Observers point out that the revisions will give the FDA an opportunity to correct its initial mistakes. They added that the agency from the start failed to understand the complexities of electronic documentation and how difficult it would be for widespread industry adoption. Still, it’s clear that regulatory officials appear willing to make concessions.
“Some of the recent changes are due to that,” said Preising. “I think the biggest heartburn for a lot of the industry people was the legacy system requirements. They were saying that you had to replace legacy systems in a certain period of time, and a lot of the companies could not do that fast enough with the right set of costs and make sure that they could cover all the guidance issues that the FDA put out for Part 11.”
For all of its headaches, Part 11 will provide real benefits to those willing to adopt it. One immediate gain is easier CAPA management.
“CAPA is cited in a significant number of FDA warning letters,” said June. “If you don’t have a proper corrective and preventive action plan put in place you must address that issue. That comes up often.”
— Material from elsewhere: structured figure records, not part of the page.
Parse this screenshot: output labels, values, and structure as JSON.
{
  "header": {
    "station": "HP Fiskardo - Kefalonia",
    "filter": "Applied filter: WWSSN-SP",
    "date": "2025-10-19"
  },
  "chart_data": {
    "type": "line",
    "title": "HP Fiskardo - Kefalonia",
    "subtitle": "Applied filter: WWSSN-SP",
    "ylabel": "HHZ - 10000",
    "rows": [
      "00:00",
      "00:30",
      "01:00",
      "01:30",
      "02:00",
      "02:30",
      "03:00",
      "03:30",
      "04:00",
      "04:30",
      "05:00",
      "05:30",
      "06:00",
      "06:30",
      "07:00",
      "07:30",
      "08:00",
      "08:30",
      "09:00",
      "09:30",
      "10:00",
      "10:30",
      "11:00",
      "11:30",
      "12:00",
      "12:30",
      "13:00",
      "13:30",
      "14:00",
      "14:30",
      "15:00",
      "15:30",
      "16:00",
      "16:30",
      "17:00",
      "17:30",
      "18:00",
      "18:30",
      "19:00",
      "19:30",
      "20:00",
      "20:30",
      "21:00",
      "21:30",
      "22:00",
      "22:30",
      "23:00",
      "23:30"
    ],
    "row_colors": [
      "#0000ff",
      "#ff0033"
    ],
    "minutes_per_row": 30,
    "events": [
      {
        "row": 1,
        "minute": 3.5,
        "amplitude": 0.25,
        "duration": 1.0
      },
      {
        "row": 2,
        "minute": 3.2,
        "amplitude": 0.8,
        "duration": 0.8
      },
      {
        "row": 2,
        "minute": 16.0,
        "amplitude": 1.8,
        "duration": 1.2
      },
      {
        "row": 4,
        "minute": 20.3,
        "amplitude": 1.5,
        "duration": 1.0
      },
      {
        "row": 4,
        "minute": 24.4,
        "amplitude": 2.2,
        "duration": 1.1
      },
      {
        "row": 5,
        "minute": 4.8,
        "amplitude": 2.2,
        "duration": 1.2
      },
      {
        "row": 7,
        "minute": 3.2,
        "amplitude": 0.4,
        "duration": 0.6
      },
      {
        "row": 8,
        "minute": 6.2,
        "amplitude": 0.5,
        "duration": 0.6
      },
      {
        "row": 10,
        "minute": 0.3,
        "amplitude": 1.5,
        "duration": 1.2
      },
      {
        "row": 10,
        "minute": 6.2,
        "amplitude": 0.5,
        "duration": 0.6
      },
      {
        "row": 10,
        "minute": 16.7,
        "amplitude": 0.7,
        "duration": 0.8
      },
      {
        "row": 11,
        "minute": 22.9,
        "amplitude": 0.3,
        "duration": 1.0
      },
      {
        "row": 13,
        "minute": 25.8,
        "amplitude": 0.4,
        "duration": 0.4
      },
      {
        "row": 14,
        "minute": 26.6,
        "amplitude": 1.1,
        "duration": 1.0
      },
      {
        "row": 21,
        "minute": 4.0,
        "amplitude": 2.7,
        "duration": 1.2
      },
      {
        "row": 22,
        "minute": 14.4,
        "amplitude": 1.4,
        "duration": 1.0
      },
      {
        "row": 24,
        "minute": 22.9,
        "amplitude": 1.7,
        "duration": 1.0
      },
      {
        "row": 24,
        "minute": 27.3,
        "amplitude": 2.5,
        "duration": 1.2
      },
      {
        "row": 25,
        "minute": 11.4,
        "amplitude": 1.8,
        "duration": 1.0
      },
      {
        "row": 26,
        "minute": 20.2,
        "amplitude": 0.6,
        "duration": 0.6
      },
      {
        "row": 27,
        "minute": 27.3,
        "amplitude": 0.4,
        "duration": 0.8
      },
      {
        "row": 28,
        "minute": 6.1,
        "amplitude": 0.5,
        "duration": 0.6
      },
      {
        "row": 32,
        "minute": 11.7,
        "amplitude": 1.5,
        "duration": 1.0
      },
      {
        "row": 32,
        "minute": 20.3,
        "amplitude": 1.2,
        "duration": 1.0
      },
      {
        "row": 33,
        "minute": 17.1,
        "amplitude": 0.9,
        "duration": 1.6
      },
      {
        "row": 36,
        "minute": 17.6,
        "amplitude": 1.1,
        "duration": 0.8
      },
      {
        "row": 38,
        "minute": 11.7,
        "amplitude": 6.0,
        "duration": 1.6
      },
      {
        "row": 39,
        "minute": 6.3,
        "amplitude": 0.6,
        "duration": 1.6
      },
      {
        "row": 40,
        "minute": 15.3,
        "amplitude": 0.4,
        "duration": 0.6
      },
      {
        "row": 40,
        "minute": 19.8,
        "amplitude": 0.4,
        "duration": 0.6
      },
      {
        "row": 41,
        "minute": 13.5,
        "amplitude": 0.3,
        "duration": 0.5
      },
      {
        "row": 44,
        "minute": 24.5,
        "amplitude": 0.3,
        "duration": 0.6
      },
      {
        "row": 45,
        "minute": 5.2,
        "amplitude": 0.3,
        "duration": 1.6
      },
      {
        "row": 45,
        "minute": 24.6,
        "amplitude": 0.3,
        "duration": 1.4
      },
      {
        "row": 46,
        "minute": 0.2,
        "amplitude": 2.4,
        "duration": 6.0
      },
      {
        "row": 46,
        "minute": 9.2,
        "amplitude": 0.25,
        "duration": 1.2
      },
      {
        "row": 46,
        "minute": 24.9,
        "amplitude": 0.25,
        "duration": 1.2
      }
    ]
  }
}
And Preising added that an integrated CAPA system is preferable especially if a company has several sources of record input.
“If you have a good CAPA system in place, usually it means you also have a good Quality System in place. It provides the FDA with a way to do its own risk-based approach to auditing companies,” said Preising. “When you really want to collect the power of the CAPA system, if it is integrated into things like our manufacturing shop floor modules, the quality of the data provides the company with a quick way of reporting on issues. Those issues could be possibly a recall situation or a global production system problem that a normal CAPA standalone system could not do.”
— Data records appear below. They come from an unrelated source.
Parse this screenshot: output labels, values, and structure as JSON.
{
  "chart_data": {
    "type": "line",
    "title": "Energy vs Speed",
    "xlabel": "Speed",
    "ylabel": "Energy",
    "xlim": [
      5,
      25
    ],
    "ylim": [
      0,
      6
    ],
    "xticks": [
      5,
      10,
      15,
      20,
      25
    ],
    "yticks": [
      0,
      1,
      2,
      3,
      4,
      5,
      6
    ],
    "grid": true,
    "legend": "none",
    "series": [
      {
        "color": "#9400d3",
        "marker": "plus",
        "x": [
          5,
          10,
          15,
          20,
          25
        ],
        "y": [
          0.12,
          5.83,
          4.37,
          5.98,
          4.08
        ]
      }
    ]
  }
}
But beware: buying software alone will not help companies more competently embrace Part 11. They need to shop carefully and purchase the right package.
“It’s my perspective that they (medical device companies) can better manage with paper than with a software that does not comply very well,” said Steve Wise, quality control software director of statistical methods for Manassas, VA-based Infinity QS. “They can procedurally manage a lot of paper trail, (but) it’s a big huge effort.
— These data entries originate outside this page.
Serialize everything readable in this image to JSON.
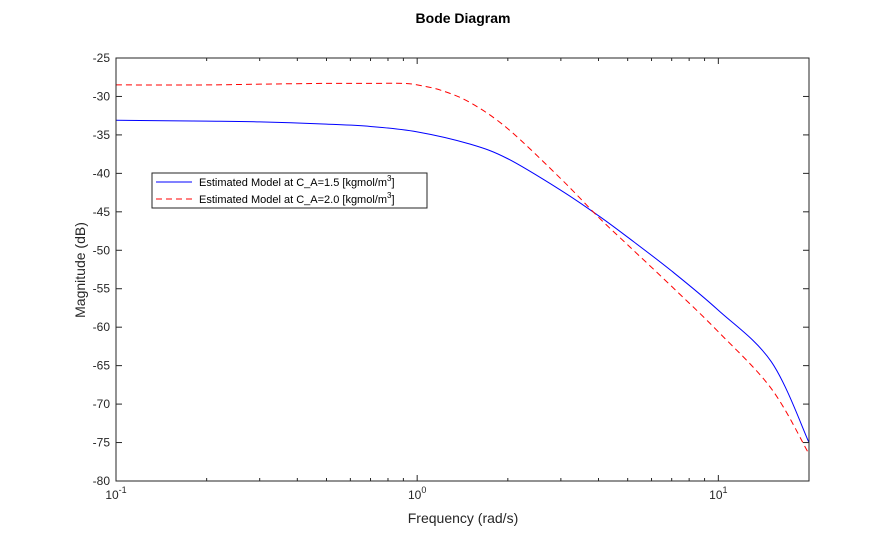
{
  "chart_data": {
    "type": "line",
    "title": "Bode Diagram",
    "xlabel": "Frequency (rad/s)",
    "ylabel": "Magnitude (dB)",
    "xscale": "log",
    "xlim": [
      0.1,
      20
    ],
    "ylim": [
      -80,
      -25
    ],
    "yticks": [
      -25,
      -30,
      -35,
      -40,
      -45,
      -50,
      -55,
      -60,
      -65,
      -70,
      -75,
      -80
    ],
    "xticks": [
      {
        "value": 0.1,
        "base": "10",
        "exp": "-1"
      },
      {
        "value": 1,
        "base": "10",
        "exp": "0"
      },
      {
        "value": 10,
        "base": "10",
        "exp": "1"
      }
    ],
    "grid": false,
    "box": true,
    "legend_position": "upper-left",
    "series": [
      {
        "name": "Estimated Model at C_A=1.5 [kgmol/m3]",
        "legend_main": "Estimated  Model  at  C_A=1.5  [kgmol/m",
        "legend_sup": "3",
        "legend_end": "]",
        "color": "#0000ff",
        "style": "solid",
        "x": [
          0.1,
          0.2,
          0.3,
          0.5,
          0.7,
          1.0,
          1.5,
          2.0,
          3.0,
          4.0,
          5.0,
          7.0,
          10.0,
          15.0,
          20.0
        ],
        "y": [
          -33.1,
          -33.2,
          -33.3,
          -33.6,
          -33.9,
          -34.6,
          -36.2,
          -38.1,
          -42.2,
          -45.5,
          -48.3,
          -52.7,
          -57.8,
          -64.5,
          -75.0
        ]
      },
      {
        "name": "Estimated Model at C_A=2.0 [kgmol/m3]",
        "legend_main": "Estimated  Model  at  C_A=2.0  [kgmol/m",
        "legend_sup": "3",
        "legend_end": "]",
        "color": "#ff0000",
        "style": "dashed",
        "x": [
          0.1,
          0.2,
          0.3,
          0.5,
          0.7,
          0.9,
          1.0,
          1.2,
          1.5,
          2.0,
          3.0,
          4.0,
          5.0,
          7.0,
          10.0,
          15.0,
          20.0
        ],
        "y": [
          -28.5,
          -28.5,
          -28.4,
          -28.3,
          -28.3,
          -28.3,
          -28.5,
          -29.2,
          -30.8,
          -34.2,
          -40.7,
          -45.7,
          -49.3,
          -54.7,
          -60.6,
          -68.0,
          -76.5
        ]
      }
    ]
  }
}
“With all procedural things that you have to put in place to compensate for the software inefficiencies or ineffectiveness, then you might as well stick with paper until a company can find software that can do it.”
While Part 11 is the main reason for going electronic, general business practicality should be a consideration as well.
“This is not really only a regulatory issue. You should really look at it as a best practice issue more than regulatory at this point,” said June. “It only makes sense to go from a paper-base system to electronic. That way you can quickly and easily draw from the data in real time and react to any kind of issues that may come up quickly.”